Substitution Matrices Showed Varying Results

The Grantham, PAM, and BLOSUM amino acid substitution matrices (Grantham 1974; Dayhoff et al. 1978; Henikoff and Henikoff 1992) have previously been reported to correlate with fitness for some proteins, but not for others. Furthermore, though the correlations have been shown to be significant, they have been weak (r = 0.05–0.5) (Jacquier et al. 2013; Lind et al. 2016) and for HisA, only the Grantham matrix and the BLOSUM62 showed a significant but weak correlation when excluding the lethal mutations from the analyzed data set (r = 0.21–0.28, P = 0.014–0.035) (fig. 5A;supplementary fig. S4 and table S4, Supplementary Material online).

Conservation Scoring

Phylogenetic conservation can be used as a measure of importance of each amino acid in a protein and the diversity and conservation of amino acids in a certain position should reflect evolutionary constrains in that position (Mirny and Shakhnovich 1999; Franzosa and Xia 2009; Worth et al. 2009; Daudé et al. 2013; Gerek et al. 2013; Shahmoradi et al. 2014; Sikosek and Chan 2014; Yeh et al. 2014; Echave et al. 2016). The best prediction of fitness for HisA was accomplished with a conservation scoring method by ConSurf (r = 0.33) (fig. 5B;supplementary fig. S4 and table S4, Supplementary Material online), which was worse than the correlation reported previously for the enzyme AraD (r = 0.49), the AraCE proteins (rAraC = 0.58, rAraE = 0.47) (Lind et al. 2016), as well as the avGFP (r = 0.40) (Sarkisyan et al. 2016). However, the correlation was better than ribosomal proteins, in which no significant correlation was found (Lind et al. 2010).

Structure-Based Methods

Biophysical properties (such as solvent accessibility, melting temperature, and thermodynamic stability) are predicted to have a big impact on protein evolution and fitness (Green et al. 1992; DePristo et al. 2005; Ramsey et al. 2011; Wylie and Shakhnovich 2011; Sikosek and Chan 2014; Boucher et al. 2016; Echave et al. 2016).

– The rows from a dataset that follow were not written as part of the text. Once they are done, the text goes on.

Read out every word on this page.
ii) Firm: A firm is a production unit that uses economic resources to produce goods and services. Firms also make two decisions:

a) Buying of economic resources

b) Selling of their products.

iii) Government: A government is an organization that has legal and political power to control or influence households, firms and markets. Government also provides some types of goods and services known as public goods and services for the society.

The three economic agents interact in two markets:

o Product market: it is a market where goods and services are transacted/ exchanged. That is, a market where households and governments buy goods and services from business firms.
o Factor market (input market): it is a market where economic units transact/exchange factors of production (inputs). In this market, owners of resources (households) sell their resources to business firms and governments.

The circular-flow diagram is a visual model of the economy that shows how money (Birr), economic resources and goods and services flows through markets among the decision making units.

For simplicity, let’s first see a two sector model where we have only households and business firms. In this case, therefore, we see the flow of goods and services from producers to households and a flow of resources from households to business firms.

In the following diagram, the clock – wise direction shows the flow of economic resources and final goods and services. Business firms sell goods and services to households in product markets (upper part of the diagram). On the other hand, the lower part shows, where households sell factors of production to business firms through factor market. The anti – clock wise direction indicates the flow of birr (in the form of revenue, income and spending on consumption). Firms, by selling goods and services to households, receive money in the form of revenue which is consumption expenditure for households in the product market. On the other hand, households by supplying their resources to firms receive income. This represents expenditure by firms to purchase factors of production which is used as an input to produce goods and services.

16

Previous studies have found extensive support for the effect of mutations on thermodynamic stability (ΔΔG) and rate of protein evolution (DePristo et al. 2005; Tokuriki et al. 2008; Tokuriki and Tawfik 2009c; Wylie and Shakhnovich 2011). However, it does not fully explain the variance observed in several studies, nor in HisA, with correlations varying between nonsignificant and r = 0.4 (Green et al. 1992; Holder et al. 2001; Lind et al. 2010, 2016; Jacquier et al. 2013) (fig. 5C;supplementary fig. S4 and table S4, Supplementary Material online). Neither did the difference in melting temperature (ΔTm), correlate with HisA fitness. The lack of linear correlation between fitness and ΔΔG values could be due to a stability threshold, where only mutations affecting the stability enough to reach a certain threshold value will have a negative effect on fitness (Jiang et al. 2013; Keren et al. 2016; Li et al. 2016; Sarkisyan et al. 2016). Even though the relative accessible surface area (rASA) have been reported to be a major determinant of evolutionary rate at single amino acid positions in proteins (Franzosa and Xia 2009), we observed only weak correlation with fitness in HisA (r = 0.22, P < 0.05; fig. 5C;supplementary fig. S4 and table S4, Supplementary Material online), similar to what has been reported for TEM-1 β-lactamase (Jacquier et al. 2013), AraCDE (Lind et al. 2016), and ribosomal proteins (Lind et al. 2010). One of the best (and simplest) predictors of mutational effects on organismal fitness when lethal mutations were included was the distance between the mutated amino acid and the HisA substrate in the crystallographic structure (r = 0.38, P < 0.001).

RNA Stability Predictors

The stability of RNA can also affect the protein fitness. Mutations can interfere with the RNA structure and stability or disturb the translation of the protein, causing lower expression (Kudla et al. 2009; Lind et al. 2010; Goodman et al. 2013; Lind and Andersson 2013; Brandis et al. 2016). None of the tested methods for determination of RNA folding ΔΔG correlated to fitness regardless of the data set considered (r = 0.04–0.09, P > 0.4) (fig. 5D;supplementary fig. S4 and table S4, Supplementary Material online).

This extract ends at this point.